2-This is the dxf in Vanilla Acad.
3-This is dxf 'opened' in GM. (Imagery added usnig GM.)
In 2 and 3 above, you can see the coordinates of that the blue point in vanilla Acad has transferred over to Global Mapper. If the coordinates in Acad were NOT correct, then they wouldn't be correct in GM either. The blue point is NOT arbitrary, it has been placed at those coordinates on purpose. On purpose=coordinate geometry 'know-how.'
NOTE: Earlier, in the configuration=>projection dialog of GM, the appropriate State Plane and Zone, which happens to be Texas State Plane, Central zone, was established. (Again, knowing the correct St Pln and zone='know-how.' ) If it wasn't established in GM then the Cad line work wouldn't be correct because GM would've positioned the line work arbitrarily.

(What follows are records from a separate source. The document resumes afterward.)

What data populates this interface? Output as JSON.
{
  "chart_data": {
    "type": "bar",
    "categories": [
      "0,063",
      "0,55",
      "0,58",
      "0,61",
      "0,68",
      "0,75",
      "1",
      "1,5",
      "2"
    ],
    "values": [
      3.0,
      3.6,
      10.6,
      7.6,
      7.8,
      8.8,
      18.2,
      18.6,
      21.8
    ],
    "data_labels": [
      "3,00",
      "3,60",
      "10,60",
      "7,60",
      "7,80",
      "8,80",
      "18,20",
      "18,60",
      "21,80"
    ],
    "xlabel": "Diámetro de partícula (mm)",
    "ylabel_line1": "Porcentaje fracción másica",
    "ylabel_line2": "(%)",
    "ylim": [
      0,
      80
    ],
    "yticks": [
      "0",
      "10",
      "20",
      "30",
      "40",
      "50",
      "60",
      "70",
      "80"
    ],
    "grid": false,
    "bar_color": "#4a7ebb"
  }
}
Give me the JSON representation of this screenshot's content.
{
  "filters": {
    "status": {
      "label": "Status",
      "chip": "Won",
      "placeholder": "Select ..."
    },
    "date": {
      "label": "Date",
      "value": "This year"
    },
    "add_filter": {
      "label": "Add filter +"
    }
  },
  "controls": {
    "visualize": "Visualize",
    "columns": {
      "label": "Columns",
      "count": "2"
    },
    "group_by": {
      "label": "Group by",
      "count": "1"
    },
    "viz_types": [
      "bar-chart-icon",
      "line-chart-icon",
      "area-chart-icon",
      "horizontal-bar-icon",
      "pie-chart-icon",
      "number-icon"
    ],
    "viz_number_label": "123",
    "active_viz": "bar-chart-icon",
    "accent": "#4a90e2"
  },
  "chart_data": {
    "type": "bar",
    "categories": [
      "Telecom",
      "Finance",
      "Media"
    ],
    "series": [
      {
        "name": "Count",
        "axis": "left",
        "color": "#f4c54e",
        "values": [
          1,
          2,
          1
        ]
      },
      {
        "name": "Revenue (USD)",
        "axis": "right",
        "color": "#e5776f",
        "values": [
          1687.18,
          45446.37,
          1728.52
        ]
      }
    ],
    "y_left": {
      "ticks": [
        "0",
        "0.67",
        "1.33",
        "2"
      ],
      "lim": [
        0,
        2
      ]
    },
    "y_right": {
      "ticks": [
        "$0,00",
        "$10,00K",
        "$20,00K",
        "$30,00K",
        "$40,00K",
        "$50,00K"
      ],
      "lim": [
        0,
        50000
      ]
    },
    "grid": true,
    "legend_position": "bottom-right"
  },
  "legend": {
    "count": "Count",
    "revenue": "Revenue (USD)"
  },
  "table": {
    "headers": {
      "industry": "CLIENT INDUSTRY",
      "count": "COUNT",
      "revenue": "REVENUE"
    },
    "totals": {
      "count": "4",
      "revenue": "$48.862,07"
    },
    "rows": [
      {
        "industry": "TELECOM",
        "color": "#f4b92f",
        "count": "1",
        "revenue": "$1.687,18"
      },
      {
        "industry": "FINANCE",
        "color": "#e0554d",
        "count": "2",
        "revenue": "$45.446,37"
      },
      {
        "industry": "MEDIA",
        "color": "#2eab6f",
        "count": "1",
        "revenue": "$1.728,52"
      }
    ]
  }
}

The key to this entire exercise is the Blue Point, or some other reference point, MUST have Coordinates that coincide, or are equal to State Plane, so that Global Mapper will treat those x and y numbers as State Plane. By treating those x/y's as State Plane you have effectively 'faked out' GM into thinking your drawing is georef'd even though your program, vanilla Acad, doesn't have the capability to GeoRef in the first place.
If you cannot get the blue dot accurately placed in Vanilla Cad, or you don't know how to place it even though you have the coordinates, then, sorry, you are stuck with a non-georef'd dwg.